WITH RECURSIVE tree AS
(
SELECT id, name, parent_id
FROM entities
WHERE id = [ID_OF_ENTITY]
UNION ALL
SELECT e.id, e.name, e.parent_id
FROM tree AS t
JOIN entities AS e ON t.id = e.parent_id
)
SELECT id, name, parent_id FROM tree;
");
// Fetch all records
// @MYSQLI_ASSOC - Columns are returned into the array having the field name as the array index.

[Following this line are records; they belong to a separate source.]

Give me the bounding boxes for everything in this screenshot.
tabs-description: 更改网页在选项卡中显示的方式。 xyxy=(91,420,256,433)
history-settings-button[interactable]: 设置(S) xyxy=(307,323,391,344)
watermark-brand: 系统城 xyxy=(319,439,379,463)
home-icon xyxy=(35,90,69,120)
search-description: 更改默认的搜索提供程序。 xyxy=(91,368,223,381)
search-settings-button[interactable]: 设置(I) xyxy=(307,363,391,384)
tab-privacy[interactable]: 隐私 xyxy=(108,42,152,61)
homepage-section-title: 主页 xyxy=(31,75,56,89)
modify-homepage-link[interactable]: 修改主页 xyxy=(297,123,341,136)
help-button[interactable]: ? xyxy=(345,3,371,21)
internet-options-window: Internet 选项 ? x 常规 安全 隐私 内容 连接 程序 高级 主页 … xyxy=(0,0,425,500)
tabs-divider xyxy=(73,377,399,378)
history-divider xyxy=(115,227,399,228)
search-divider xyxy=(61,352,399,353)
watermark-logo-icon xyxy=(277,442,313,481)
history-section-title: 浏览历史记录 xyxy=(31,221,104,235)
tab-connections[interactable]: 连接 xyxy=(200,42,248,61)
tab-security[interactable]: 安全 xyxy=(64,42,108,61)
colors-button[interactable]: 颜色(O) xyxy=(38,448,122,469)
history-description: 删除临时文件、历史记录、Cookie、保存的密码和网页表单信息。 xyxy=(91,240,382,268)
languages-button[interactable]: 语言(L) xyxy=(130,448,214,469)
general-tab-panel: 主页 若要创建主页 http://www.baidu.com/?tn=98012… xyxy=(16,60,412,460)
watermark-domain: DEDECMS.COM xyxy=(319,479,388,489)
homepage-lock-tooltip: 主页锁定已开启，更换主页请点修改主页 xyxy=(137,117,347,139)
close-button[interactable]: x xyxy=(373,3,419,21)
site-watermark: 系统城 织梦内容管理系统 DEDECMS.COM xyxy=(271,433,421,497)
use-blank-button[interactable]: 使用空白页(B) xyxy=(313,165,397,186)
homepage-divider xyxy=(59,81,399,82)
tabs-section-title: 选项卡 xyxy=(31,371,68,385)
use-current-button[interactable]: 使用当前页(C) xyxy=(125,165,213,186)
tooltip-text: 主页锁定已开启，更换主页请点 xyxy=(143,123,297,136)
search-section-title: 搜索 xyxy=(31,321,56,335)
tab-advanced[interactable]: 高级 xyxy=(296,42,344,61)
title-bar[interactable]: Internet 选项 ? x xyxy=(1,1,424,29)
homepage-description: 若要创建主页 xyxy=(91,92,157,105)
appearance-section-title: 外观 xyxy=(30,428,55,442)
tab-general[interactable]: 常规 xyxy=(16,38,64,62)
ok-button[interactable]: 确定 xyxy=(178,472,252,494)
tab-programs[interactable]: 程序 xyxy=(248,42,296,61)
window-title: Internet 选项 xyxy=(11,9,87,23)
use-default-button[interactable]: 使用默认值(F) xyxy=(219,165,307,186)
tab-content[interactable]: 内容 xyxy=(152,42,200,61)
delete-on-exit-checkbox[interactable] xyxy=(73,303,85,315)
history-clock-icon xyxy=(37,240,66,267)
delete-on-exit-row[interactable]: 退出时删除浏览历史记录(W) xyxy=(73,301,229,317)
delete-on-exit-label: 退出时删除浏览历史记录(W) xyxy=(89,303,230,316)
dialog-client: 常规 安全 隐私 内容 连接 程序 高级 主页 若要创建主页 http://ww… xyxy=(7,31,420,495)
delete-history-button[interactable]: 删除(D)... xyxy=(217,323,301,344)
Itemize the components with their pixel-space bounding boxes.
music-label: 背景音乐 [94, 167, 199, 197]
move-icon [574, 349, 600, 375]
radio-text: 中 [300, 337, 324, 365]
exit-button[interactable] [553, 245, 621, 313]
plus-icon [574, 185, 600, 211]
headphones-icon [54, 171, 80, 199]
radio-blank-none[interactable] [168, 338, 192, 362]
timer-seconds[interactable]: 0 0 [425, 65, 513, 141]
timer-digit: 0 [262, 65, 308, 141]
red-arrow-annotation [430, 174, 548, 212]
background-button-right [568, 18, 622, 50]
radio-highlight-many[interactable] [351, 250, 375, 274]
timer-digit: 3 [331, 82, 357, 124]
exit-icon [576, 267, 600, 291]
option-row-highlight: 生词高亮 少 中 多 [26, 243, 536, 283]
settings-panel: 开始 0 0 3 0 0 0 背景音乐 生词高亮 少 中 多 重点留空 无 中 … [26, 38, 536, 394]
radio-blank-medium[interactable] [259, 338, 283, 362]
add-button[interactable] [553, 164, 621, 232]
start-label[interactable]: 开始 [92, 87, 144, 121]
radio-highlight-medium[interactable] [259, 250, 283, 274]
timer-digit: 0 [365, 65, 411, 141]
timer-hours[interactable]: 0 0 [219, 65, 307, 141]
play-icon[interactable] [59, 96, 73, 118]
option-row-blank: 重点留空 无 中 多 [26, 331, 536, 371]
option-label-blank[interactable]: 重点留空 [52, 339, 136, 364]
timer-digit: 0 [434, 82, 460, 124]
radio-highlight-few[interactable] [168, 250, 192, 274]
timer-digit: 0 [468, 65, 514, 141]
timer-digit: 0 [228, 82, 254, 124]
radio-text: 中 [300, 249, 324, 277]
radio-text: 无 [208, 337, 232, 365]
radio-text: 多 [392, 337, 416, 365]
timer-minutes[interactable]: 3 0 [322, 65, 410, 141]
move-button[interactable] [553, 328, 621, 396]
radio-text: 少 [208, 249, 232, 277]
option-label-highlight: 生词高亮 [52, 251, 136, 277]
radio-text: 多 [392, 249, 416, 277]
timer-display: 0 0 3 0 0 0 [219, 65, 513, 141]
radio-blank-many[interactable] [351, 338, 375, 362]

$output = mysqli_fetch_all($records, MYSQLI_ASSOC);
// Close the connection
$dbConnection->close();
return $output;
}
Performance Comparision
For performance comparison, I am going to use blackfire.io. We will be ignoring the performance of all other components like MySQL except for transformTree().
Results
ID_OF_ENTITY = 846539, ~5,000 DESCENDANTS
# | CALLS FOR transformTree() |
EXECUTION TIME | I/O WAIT TIME | CPU | PEAK MEMORY |
---|---|---|---|---|---|
Method 1 - Result | 4,960 | 1.58 s | 58.9 ms | 1.52 s | 3.88 MB |
Method 2 - Result | 847 | 88 ms | 79.4 ms | 8.65 ms | 4.41 MB |
ID_OF_ENTITY = 846542, ~10,000 DESCENDANTS
# | CALLS FOR transformTree() |
EXECUTION TIME | I/O WAIT TIME | CPU | PEAK MEMORY |
---|---|---|---|---|---|
Method 1 - Result | 12,014 | 21.3 s | 40 ms | 21.2 s | 8.28 MB |
Method 2 - Result | 1,807 | 185 ms | 158 ms | 27.4 ms | 10.3 MB |
ID_OF_ENTITY = 846535, ~20,000 DESCENDANTS
# | CALLS FOR transformTree() |
EXECUTION TIME | I/O WAIT TIME | CPU | PEAK MEMORY |
---|---|---|---|---|---|
Method 1 - Result | 19,059 | 1 min 5 s | 82.3 ms | 1 min 5 s | 13.6 MB |
Method 2 - Result | 3,061 | 179 ms | 122 ms | 57.6 ms | 16.8 MB |
ID_OF_ENTITY = 846504, ~50,000 DESCENDANTS
# | CALLS FOR transformTree() |
EXECUTION TIME | I/O WAIT TIME | CPU | PEAK MEMORY |
---|---|---|---|---|---|
Method 1 - Result | 54,703 | 11 min 33 s | 1.03 s | 11 min 32 s | 37.4 MB |
Method 2 - Result | 8,589 | 534 ms | 404 ms | 129 ms | 47.1 MB |
Conclusion
As you can see from the above result set, Method 2 is significantly faster than Method 1 when it comes to big data set.
I tried to run Method 1 on the complete data set with ~ 500K records, and I waited for more than an hr, but it never executed. On the flip side - Method 2 was still able to complete within 10 seconds.
The main reason for Method 2 being superior is because of the recursive method called significantly less than Method 1.
In future articles, I will talk about how you can best mock any third party service while running PHPUnit tests inside Laravel. As making a real connection slows down the complete suite.